When managing growth, you may have a plan, but everyone needs to know what he or she is doing, so meetings have to be direct, effective and clear up any confusion. “You’ve got to have agendas,” Hallberg says. “If you walk out of a meeting, and you don’t have a chart that says who’s responsible for what, then you haven’t done justice to the opportunity of a meeting.”
That list also needs to include the timeline of each person’s task and how they will accomplish it. That way, at the next meeting, you can follow up with every person about the details of each task.
To make sure information is flowing even when there’s not a meeting, each day at MemberHealth starts with team huddles. It lasts about 10 minutes and ensures that everybody communicates their goals and needs to their fellow team members.
Huddles comprise two topics — the “No. 1” and the “What’s up.” The former involves each person in the huddle articulating their top priority for the day. The latter is an opportunity to report business updates, including the bad news. “We go right through the line,” Hallberg says. “We write this up on a whiteboard every day, and whatever your No. 1 is today, you should be able to report tomorrow that it was done. And if it wasn’t, and you’ve got your No. 1 sitting on the board for several days, ‘OK, what gives?’ Your associates — your team members — need to know both the good news and the bad news about what’s going on.”
More important than the plan is following through on it. “Generally speaking, people get the concept of what it is they’re supposed to do, but they often flounder when it comes time to execute the plan,” Hallberg says.

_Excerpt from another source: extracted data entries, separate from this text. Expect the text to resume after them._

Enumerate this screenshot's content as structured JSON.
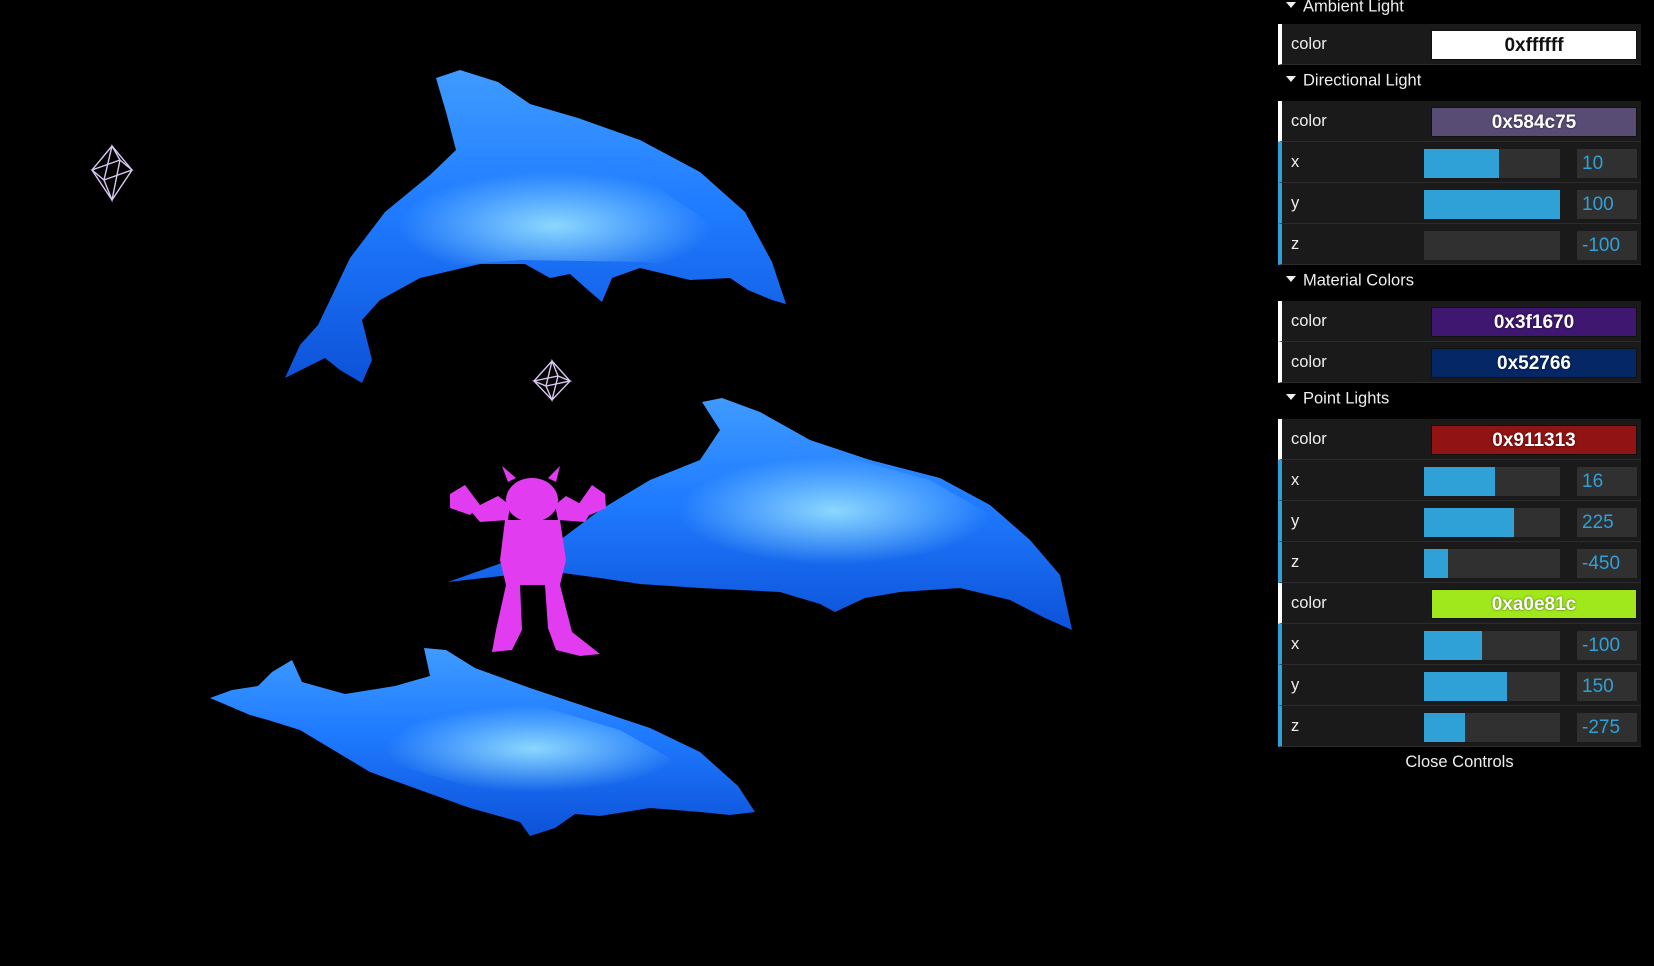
{
  "scene": {
    "background": "#000000",
    "objects": [
      {
        "name": "dolphin",
        "color": "#1f78ff"
      },
      {
        "name": "dolphin",
        "color": "#1f78ff"
      },
      {
        "name": "dolphin",
        "color": "#1f78ff"
      },
      {
        "name": "monster",
        "color": "#e23cf0"
      },
      {
        "name": "point-light-helper",
        "color": "#d8c8f0"
      },
      {
        "name": "point-light-helper",
        "color": "#d8c8f0"
      }
    ]
  },
  "gui": {
    "folders": [
      {
        "title": "Ambient Light",
        "controllers": [
          {
            "type": "color",
            "label": "color",
            "value": "0xffffff",
            "swatch": "#ffffff"
          }
        ]
      },
      {
        "title": "Directional Light",
        "controllers": [
          {
            "type": "color",
            "label": "color",
            "value": "0x584c75",
            "swatch": "#584c75"
          },
          {
            "type": "number",
            "label": "x",
            "value": "10",
            "fraction": 0.55
          },
          {
            "type": "number",
            "label": "y",
            "value": "100",
            "fraction": 1.0
          },
          {
            "type": "number",
            "label": "z",
            "value": "-100",
            "fraction": 0.0
          }
        ]
      },
      {
        "title": "Material Colors",
        "controllers": [
          {
            "type": "color",
            "label": "color",
            "value": "0x3f1670",
            "swatch": "#3f1670"
          },
          {
            "type": "color",
            "label": "color",
            "value": "0x52766",
            "swatch": "#052766"
          }
        ]
      },
      {
        "title": "Point Lights",
        "controllers": [
          {
            "type": "color",
            "label": "color",
            "value": "0x911313",
            "swatch": "#911313"
          },
          {
            "type": "number",
            "label": "x",
            "value": "16",
            "fraction": 0.52
          },
          {
            "type": "number",
            "label": "y",
            "value": "225",
            "fraction": 0.66
          },
          {
            "type": "number",
            "label": "z",
            "value": "-450",
            "fraction": 0.18
          },
          {
            "type": "color",
            "label": "color",
            "value": "0xa0e81c",
            "swatch": "#a0e81c"
          },
          {
            "type": "number",
            "label": "x",
            "value": "-100",
            "fraction": 0.43
          },
          {
            "type": "number",
            "label": "y",
            "value": "150",
            "fraction": 0.61
          },
          {
            "type": "number",
            "label": "z",
            "value": "-275",
            "fraction": 0.3
          }
        ]
      }
    ],
    "close_label": "Close Controls",
    "accent": "#2fa1d6"
  }
}
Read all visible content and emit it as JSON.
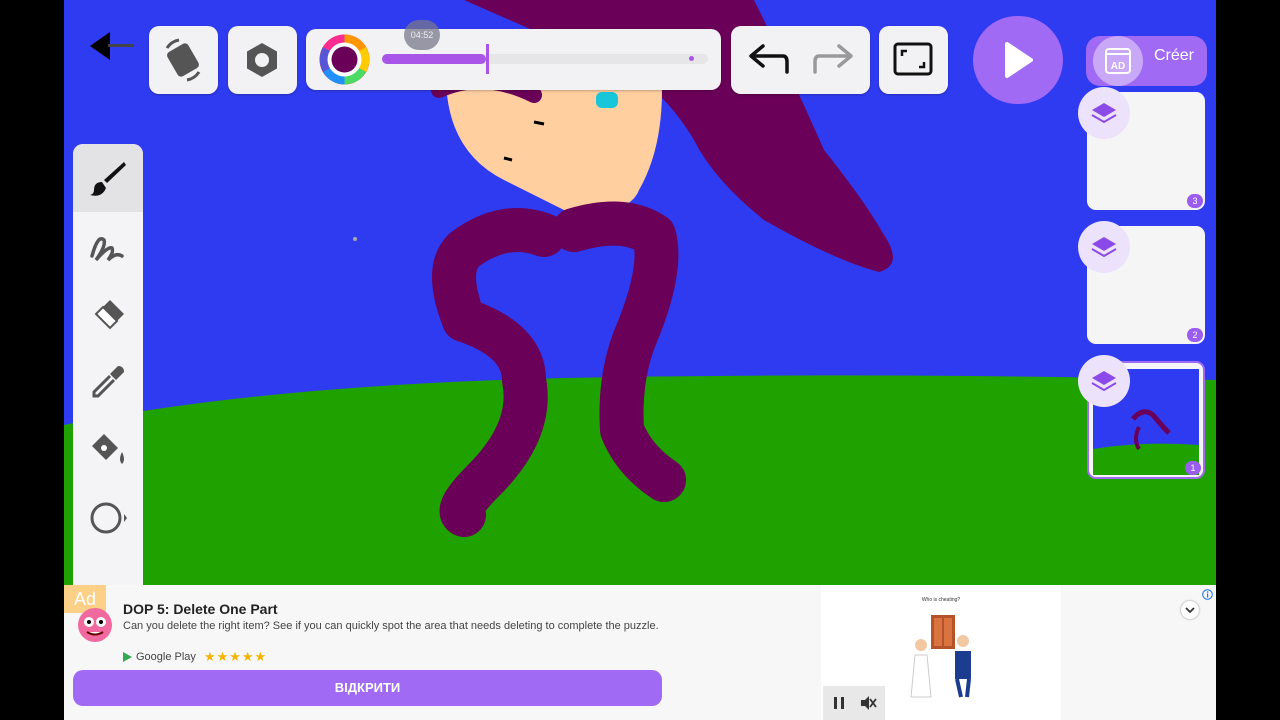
{
  "toolbar": {
    "timer_badge": "04:52",
    "size_slider_value": 0.33,
    "create_label": "Créer",
    "ad_icon_label": "AD"
  },
  "tools": [
    {
      "name": "brush"
    },
    {
      "name": "pencil"
    },
    {
      "name": "eraser"
    },
    {
      "name": "eyedropper"
    },
    {
      "name": "fill-bucket"
    },
    {
      "name": "shape"
    }
  ],
  "frames": [
    {
      "number": "3"
    },
    {
      "number": "2"
    },
    {
      "number": "1"
    }
  ],
  "colors": {
    "accent": "#a06af4",
    "sky": "#2f3bf0",
    "grass": "#1fa100",
    "hair": "#6a0057",
    "skin": "#ffcfa0"
  },
  "ad": {
    "badge": "Ad",
    "title": "DOP 5: Delete One Part",
    "description": "Can you delete the right item? See if you can quickly spot the area that needs deleting to complete the puzzle.",
    "store": "Google Play",
    "rating_stars": "★★★★★",
    "cta": "ВІДКРИТИ",
    "image_caption": "Who is cheating?"
  }
}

That may be because the plan wasn’t detailed enough, but more often, it’s because the plan is outdated. “You really have to be willing to understand that you have to take a completely fresh look at everything that you’re doing and completely open it up again,” he says. Otherwise, your company will outgrow your plan. And at that point, growth is no longer helping your company — it’s killing it. “Great ideas are interesting, but one of the things that my people hear from me all the time is, ‘It ain’t about the idea; it’s about the execution of the idea,’” Hallberg says. “Growth is the tangible evidence of a successful execution. It’s the product of working hard and, most importantly, working smart.”